Innsbruck (OTS) – Wieder Hauen und Stechen im Dritten Lager. Getreue des ehemaligen FPÖ-Obmanns bereiten dessen Polit-Comeback vor. Er wird bei der Wien-Wahl zum größten Konkurrenten der vormaligen Gesinnungsfreunde.

Obwohl der Bruch vollzogen war, vollzogen ihn die Blauen nicht – formal. Sie zauderten und zögerten. Nur suspendiert haben sie ihren Ex-Chef Heinz-Christian Strache, eine Weile später kündigten sie an, ihn aus der Partei zu werfen. Getan haben sie es nicht – trotz seines Verhaltens auf Ibiza und der Spesen-Affäre. Nun haben Wiener Strache-Getreue das vollzogen, was Norbert Hofer als Frontmann verabsäumt hat. Sie sorgen für den Schlussstrich – mit ihrem Austritt aus der FPÖ und der Gründung eines Klubs im Gemeinderat.
Das Polit-Comeback jenes Mannes wird vorbereitet, der Anfang Oktober kundgetan hatte, kein Amt, keine Funktion mehr anzustreben. Es gehe ihm darum, „eine Zerreißprobe und Spaltung der FPÖ um jeden Preis zu verhindern“. Geschwätz von gestern eines Menschen, dem Unrechtsbewusstsein fehlt. Bei der Wahl in der Bundeshauptstadt will Strache antreten. Seine Rache an der „freiheitlichen Familie“, von der er sich fallen gelassen fühlt. Er wird zu deren größtem Widersacher. Auch wenn es angesichts seiner moralischen Verfehlungen unverständlich ist: Strache hat nach wie vor Sympathisanten, Leute, die ihm nicht übel nehmen, dass er Anstand predigte, selbst aber keinen hat. Die Opfer-Nummer zieht noch immer. Das hat sich bei der EU-Wahl mit den 45.000 Vorzugsstimmen für Strache gezeigt.

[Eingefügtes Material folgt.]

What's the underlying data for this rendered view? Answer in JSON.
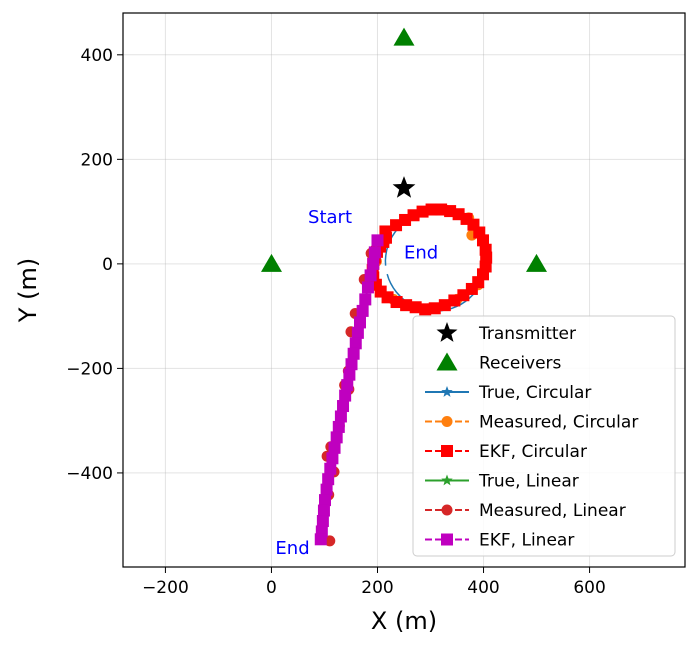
{
  "chart_data": {
    "type": "scatter",
    "title": "",
    "xlabel": "X (m)",
    "ylabel": "Y (m)",
    "xlim": [
      -280,
      780
    ],
    "ylim": [
      -580,
      480
    ],
    "xticks": [
      -200,
      0,
      200,
      400,
      600
    ],
    "yticks": [
      400,
      200,
      0,
      -200,
      -400
    ],
    "xtick_labels": [
      "−200",
      "0",
      "200",
      "400",
      "600"
    ],
    "ytick_labels": [
      "400",
      "200",
      "0",
      "−200",
      "−400"
    ],
    "grid": true,
    "legend_position": "lower-right",
    "markers": {
      "transmitter": {
        "name": "Transmitter",
        "x": 250,
        "y": 145,
        "color": "#000000"
      },
      "receivers": {
        "name": "Receivers",
        "points": [
          [
            0,
            0
          ],
          [
            250,
            433
          ],
          [
            500,
            0
          ]
        ],
        "color": "#008000"
      }
    },
    "circular": {
      "center": [
        310,
        5
      ],
      "radius": 95,
      "start_angle_deg": 185,
      "end_angle_deg": -165,
      "true_name": "True, Circular",
      "measured_name": "Measured, Circular",
      "ekf_name": "EKF, Circular",
      "true_color": "#1f77b4",
      "measured_color": "#ff7f0e",
      "ekf_color": "#ff0000",
      "ekf_points": [
        [
          215,
          62
        ],
        [
          235,
          74
        ],
        [
          252,
          84
        ],
        [
          268,
          93
        ],
        [
          285,
          100
        ],
        [
          302,
          104
        ],
        [
          320,
          104
        ],
        [
          337,
          101
        ],
        [
          353,
          95
        ],
        [
          368,
          86
        ],
        [
          381,
          75
        ],
        [
          392,
          60
        ],
        [
          399,
          45
        ],
        [
          404,
          27
        ],
        [
          405,
          12
        ],
        [
          404,
          -5
        ],
        [
          399,
          -20
        ],
        [
          390,
          -35
        ],
        [
          378,
          -48
        ],
        [
          362,
          -60
        ],
        [
          345,
          -70
        ],
        [
          327,
          -79
        ],
        [
          308,
          -85
        ],
        [
          290,
          -87
        ],
        [
          272,
          -83
        ],
        [
          254,
          -79
        ],
        [
          236,
          -73
        ],
        [
          219,
          -64
        ],
        [
          206,
          -53
        ],
        [
          197,
          -40
        ],
        [
          192,
          -26
        ],
        [
          191,
          -12
        ],
        [
          192,
          0
        ],
        [
          195,
          12
        ],
        [
          199,
          23
        ],
        [
          205,
          33
        ],
        [
          211,
          42
        ],
        [
          216,
          50
        ]
      ],
      "measured_points": [
        [
          330,
          102
        ],
        [
          372,
          88
        ],
        [
          378,
          55
        ],
        [
          405,
          22
        ],
        [
          390,
          -40
        ],
        [
          350,
          -68
        ],
        [
          295,
          -86
        ],
        [
          230,
          -68
        ],
        [
          195,
          -35
        ],
        [
          198,
          5
        ]
      ]
    },
    "linear": {
      "true_name": "True, Linear",
      "measured_name": "Measured, Linear",
      "ekf_name": "EKF, Linear",
      "true_color": "#2ca02c",
      "measured_color": "#d62728",
      "ekf_color": "#bf00bf",
      "ekf_points": [
        [
          200,
          45
        ],
        [
          195,
          22
        ],
        [
          192,
          0
        ],
        [
          187,
          -22
        ],
        [
          182,
          -45
        ],
        [
          177,
          -68
        ],
        [
          172,
          -90
        ],
        [
          167,
          -112
        ],
        [
          163,
          -132
        ],
        [
          159,
          -152
        ],
        [
          155,
          -172
        ],
        [
          151,
          -192
        ],
        [
          147,
          -212
        ],
        [
          143,
          -232
        ],
        [
          139,
          -252
        ],
        [
          135,
          -272
        ],
        [
          131,
          -292
        ],
        [
          127,
          -312
        ],
        [
          123,
          -332
        ],
        [
          119,
          -352
        ],
        [
          115,
          -372
        ],
        [
          111,
          -392
        ],
        [
          107,
          -412
        ],
        [
          104,
          -432
        ],
        [
          101,
          -452
        ],
        [
          99,
          -472
        ],
        [
          97,
          -492
        ],
        [
          95,
          -512
        ],
        [
          93,
          -527
        ]
      ],
      "measured_points": [
        [
          188,
          20
        ],
        [
          175,
          -30
        ],
        [
          158,
          -95
        ],
        [
          150,
          -130
        ],
        [
          145,
          -205
        ],
        [
          138,
          -232
        ],
        [
          146,
          -240
        ],
        [
          128,
          -310
        ],
        [
          112,
          -350
        ],
        [
          105,
          -368
        ],
        [
          118,
          -398
        ],
        [
          108,
          -442
        ],
        [
          110,
          -530
        ]
      ]
    },
    "annotations": [
      {
        "text": "Start",
        "x": 152,
        "y": 78,
        "anchor": "end"
      },
      {
        "text": "End",
        "x": 250,
        "y": 10,
        "anchor": "start"
      },
      {
        "text": "End",
        "x": 72,
        "y": -555,
        "anchor": "end"
      }
    ],
    "legend_entries": [
      {
        "label": "Transmitter",
        "marker": "star",
        "line": "none",
        "color": "#000000"
      },
      {
        "label": "Receivers",
        "marker": "triangle",
        "line": "none",
        "color": "#008000"
      },
      {
        "label": "True, Circular",
        "marker": "star",
        "line": "solid",
        "color": "#1f77b4"
      },
      {
        "label": "Measured, Circular",
        "marker": "circle",
        "line": "dashed",
        "color": "#ff7f0e"
      },
      {
        "label": "EKF, Circular",
        "marker": "square",
        "line": "dashed",
        "color": "#ff0000"
      },
      {
        "label": "True, Linear",
        "marker": "star",
        "line": "solid",
        "color": "#2ca02c"
      },
      {
        "label": "Measured, Linear",
        "marker": "circle",
        "line": "dashed",
        "color": "#d62728"
      },
      {
        "label": "EKF, Linear",
        "marker": "square",
        "line": "dashed",
        "color": "#bf00bf"
      }
    ]
  }
}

Hofer und andere FPÖ-Spitzen wissen das. Und so werden auch sie nicht zimperlich sein beim Wettstreit in Wien. Öffentliches Hauen und Stechen wird es nicht erst im Wahlkampf geben – zum Gaudium der Polit-Konkurrenz. Strache weiß viel über die ehemaligen Gesinnungsgefährten, sie wissen viel über ihn. Ausgespielt könnte das werden. Programmatisch werden sich die beiden Parteien ja nicht unterscheiden, nicht um Inhaltliches, um Persönliches wird es gehen. Vorerst spötteln Hofer und Co. lediglich. „Bündnis Zukunft Ibiza“ nennt der FPÖ-Obmann die neue Truppe – auf das BZÖ Jörg Haiders verweisend. „Der Affenzirkus Österreich“ wird sie vom niederösterreichischen FPÖ-Chef Udo Landbauer geheißen. Und eine Hoffnung haben alle Freiheitlichen: dass Erkenntnisse und Handlungen der Justiz Straches Kandidatur vereiteln.

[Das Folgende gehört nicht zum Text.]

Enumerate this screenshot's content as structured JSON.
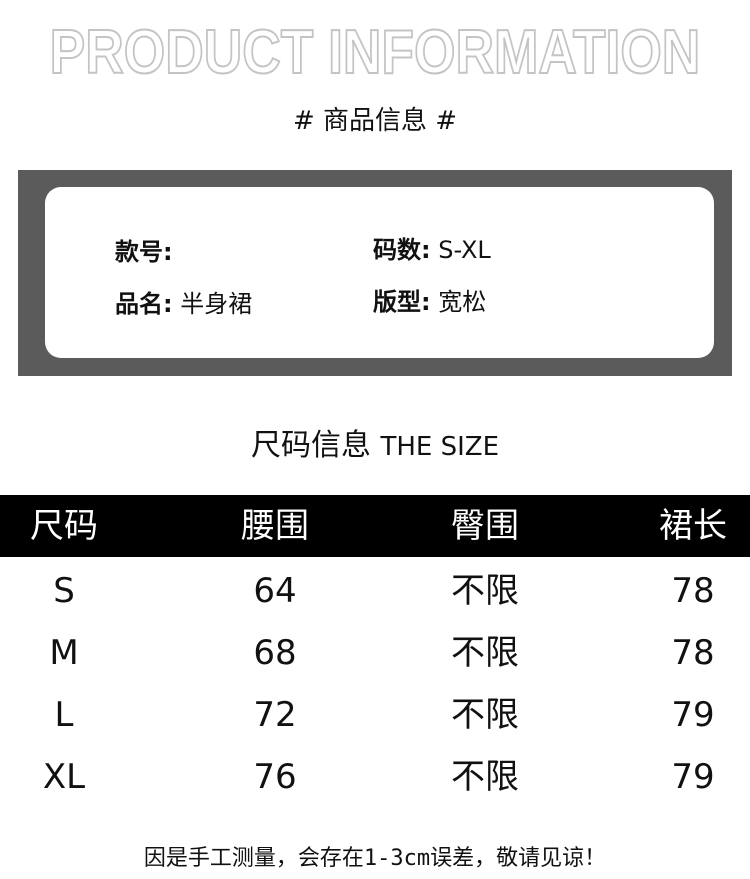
{
  "banner": "PRODUCT INFORMATION",
  "subtitle": "# 商品信息 #",
  "info": {
    "style_no": {
      "label": "款号:",
      "value": ""
    },
    "sizes": {
      "label": "码数:",
      "value": "S-XL"
    },
    "name": {
      "label": "品名:",
      "value": "半身裙"
    },
    "fit": {
      "label": "版型:",
      "value": "宽松"
    }
  },
  "size_section": {
    "title_cn": "尺码信息",
    "title_en": "THE SIZE"
  },
  "table": {
    "headers": [
      "尺码",
      "腰围",
      "臀围",
      "裙长"
    ],
    "rows": [
      [
        "S",
        "64",
        "不限",
        "78"
      ],
      [
        "M",
        "68",
        "不限",
        "78"
      ],
      [
        "L",
        "72",
        "不限",
        "79"
      ],
      [
        "XL",
        "76",
        "不限",
        "79"
      ]
    ]
  },
  "note": "因是手工测量，会存在1-3cm误差，敬请见谅！",
  "colors": {
    "box": "#5b5b5b",
    "header_bar": "#000000"
  }
}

Ein neues Phänomen ist es nicht, was da vonstatten geht. Haiders Putsch beim Parteitag 1986, Heide Schmidts Abgang, die BZÖlerei, die Causa Strache – das Dritte Lager scheint ein Spalt-Gen in sich zu haben. Faktum ist: Niemand kann so verfeindet sein wie einstige Parteifreunde.